A real example: Uncovering a coordinated fraud farm

In one recent investigation, a customer noticed a cluster of high-risk activity coming from the same geographic area. Dozens of devices and accounts were repeatedly flagged in close proximity, a pattern often associated with fraud farms.

Using Incognia’s Network Graph, the team moved beyond individual risk scores and analyzed relationships between entities. 

One device quickly stood out. Over a short period of time, it accessed hundreds of accounts, maintained multiple active app installations, and attempted dozens of new account creations. The volume and consistency of this behavior pointed to systematic abuse rather than isolated fraud.

Expanding the graph made the broader structure visible:

Incognia Fraud Network Graph - Uncovering Fraud Farms

The same device was connected to a tightly linked set of accounts and devices distributed across multiple regions. While this activity appeared fragmented in tabular views, the network view revealed a coordinated operation.

Because the device identity persisted and the relationships held up over time, the customer could see the structure behind the fraud and take action.

After reporting the fraudulent devices, this customer saw a significant reduction in fraud during the onboarding process.

Trust what’s in your Network Graph with Incognia

When you rely on a network graph for fraud detection, you’re relying on it to remain accurate as fraudsters change tactics.

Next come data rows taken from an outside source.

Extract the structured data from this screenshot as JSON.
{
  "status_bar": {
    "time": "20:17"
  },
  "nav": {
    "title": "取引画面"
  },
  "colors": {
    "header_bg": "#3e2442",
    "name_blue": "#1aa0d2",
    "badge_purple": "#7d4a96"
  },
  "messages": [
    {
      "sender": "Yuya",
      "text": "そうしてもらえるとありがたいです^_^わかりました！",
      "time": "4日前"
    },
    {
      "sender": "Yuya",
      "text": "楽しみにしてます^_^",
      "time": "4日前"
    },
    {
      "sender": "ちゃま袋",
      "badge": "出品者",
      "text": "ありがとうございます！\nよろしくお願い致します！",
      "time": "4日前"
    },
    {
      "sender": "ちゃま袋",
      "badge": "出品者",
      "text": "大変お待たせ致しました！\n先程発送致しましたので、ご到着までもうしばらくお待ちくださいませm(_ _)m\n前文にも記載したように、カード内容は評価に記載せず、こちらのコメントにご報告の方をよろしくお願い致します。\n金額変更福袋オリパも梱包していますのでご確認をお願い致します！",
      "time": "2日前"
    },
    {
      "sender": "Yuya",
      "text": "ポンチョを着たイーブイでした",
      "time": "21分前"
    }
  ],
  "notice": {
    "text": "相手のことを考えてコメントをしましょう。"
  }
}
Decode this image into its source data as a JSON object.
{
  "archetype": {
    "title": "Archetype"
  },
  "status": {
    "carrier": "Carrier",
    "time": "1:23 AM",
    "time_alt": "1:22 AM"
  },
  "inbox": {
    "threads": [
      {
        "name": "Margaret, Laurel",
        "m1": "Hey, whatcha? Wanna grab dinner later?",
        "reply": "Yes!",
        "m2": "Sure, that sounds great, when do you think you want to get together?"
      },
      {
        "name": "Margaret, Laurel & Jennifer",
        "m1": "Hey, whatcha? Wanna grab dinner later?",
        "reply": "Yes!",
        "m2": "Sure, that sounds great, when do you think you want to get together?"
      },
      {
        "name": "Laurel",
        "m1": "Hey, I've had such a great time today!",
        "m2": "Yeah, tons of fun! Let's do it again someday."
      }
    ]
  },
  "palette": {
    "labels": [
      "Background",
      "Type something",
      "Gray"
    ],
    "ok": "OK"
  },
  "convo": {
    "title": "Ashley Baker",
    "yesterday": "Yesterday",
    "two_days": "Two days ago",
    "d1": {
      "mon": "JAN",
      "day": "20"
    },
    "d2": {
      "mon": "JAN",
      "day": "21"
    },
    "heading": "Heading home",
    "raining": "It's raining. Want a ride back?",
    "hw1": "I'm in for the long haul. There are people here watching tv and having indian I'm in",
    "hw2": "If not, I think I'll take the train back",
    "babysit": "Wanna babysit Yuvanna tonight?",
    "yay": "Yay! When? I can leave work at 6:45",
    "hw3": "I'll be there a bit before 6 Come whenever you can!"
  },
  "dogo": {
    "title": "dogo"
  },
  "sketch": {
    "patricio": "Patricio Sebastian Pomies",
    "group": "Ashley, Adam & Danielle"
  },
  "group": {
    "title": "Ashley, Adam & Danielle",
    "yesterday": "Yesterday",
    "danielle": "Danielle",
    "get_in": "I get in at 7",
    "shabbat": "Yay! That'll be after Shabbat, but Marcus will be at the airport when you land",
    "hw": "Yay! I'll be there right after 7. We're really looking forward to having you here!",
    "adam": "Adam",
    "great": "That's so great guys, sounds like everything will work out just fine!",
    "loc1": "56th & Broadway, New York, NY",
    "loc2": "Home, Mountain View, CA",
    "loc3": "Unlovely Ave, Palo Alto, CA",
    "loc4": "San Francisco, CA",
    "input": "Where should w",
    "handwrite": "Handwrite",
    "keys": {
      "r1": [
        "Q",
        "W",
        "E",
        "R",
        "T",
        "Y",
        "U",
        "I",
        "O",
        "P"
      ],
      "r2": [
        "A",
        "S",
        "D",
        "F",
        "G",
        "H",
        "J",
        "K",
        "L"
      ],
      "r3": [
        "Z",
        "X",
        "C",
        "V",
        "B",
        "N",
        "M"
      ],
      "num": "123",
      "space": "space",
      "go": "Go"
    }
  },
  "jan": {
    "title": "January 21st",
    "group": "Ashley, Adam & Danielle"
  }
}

That is the real test of its usefulness.

Most graphs get noisier over time as identities fragment and connections multiply. Incognia's gets clearer.

Fraud patterns accumulate instead of disappearing, actor behavior sharpens instead of scattering, and decisions are based on stable relationships rather than transient signals.

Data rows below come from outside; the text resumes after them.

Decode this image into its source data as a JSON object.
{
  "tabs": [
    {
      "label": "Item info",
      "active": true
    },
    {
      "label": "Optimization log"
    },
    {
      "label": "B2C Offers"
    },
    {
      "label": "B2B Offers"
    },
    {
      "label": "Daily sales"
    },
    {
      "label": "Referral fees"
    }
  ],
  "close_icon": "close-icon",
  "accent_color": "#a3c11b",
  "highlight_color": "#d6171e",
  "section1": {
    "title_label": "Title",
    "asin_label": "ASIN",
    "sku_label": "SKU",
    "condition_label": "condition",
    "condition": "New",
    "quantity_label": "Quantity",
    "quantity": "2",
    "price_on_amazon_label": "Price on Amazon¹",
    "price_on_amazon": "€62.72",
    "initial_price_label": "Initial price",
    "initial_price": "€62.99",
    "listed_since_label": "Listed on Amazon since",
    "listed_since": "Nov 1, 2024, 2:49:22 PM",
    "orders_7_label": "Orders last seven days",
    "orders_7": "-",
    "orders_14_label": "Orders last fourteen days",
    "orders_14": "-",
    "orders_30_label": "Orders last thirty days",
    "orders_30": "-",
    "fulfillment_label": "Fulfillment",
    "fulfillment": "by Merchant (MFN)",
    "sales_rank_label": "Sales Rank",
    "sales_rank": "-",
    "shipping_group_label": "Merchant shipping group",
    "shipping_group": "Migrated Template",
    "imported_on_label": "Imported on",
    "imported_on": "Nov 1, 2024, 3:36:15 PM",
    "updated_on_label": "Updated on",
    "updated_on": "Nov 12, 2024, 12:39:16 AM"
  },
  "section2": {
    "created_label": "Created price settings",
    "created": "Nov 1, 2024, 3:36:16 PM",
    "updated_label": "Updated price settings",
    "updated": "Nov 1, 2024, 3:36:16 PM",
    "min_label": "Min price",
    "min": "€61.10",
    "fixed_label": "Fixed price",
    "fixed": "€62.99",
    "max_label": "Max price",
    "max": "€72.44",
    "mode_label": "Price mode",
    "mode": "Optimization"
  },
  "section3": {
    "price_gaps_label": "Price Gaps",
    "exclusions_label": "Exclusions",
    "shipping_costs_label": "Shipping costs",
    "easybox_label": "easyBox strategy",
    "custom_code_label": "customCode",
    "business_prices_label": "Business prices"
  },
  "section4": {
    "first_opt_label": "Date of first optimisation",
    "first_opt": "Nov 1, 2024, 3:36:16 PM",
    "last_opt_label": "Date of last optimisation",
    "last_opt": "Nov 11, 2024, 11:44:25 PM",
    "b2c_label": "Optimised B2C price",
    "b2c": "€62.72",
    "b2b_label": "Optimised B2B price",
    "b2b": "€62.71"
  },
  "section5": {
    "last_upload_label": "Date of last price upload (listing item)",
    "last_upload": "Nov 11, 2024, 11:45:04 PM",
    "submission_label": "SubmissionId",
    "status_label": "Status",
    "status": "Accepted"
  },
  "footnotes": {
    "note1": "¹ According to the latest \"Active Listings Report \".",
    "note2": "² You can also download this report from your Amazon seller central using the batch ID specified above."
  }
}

That reliability comes from persistent device identity. It allows the graph to remain trustworthy not just in the moment, but over weeks and months of evolving fraud behavior.

We built Incognia's Network Graph to support faster investigations and more confident decisions at scale. We’ll continue to invest in the Network Graph itself, improving how patterns surface, how insights translate into action, and how the graph evolves as more fraud data accumulates over time.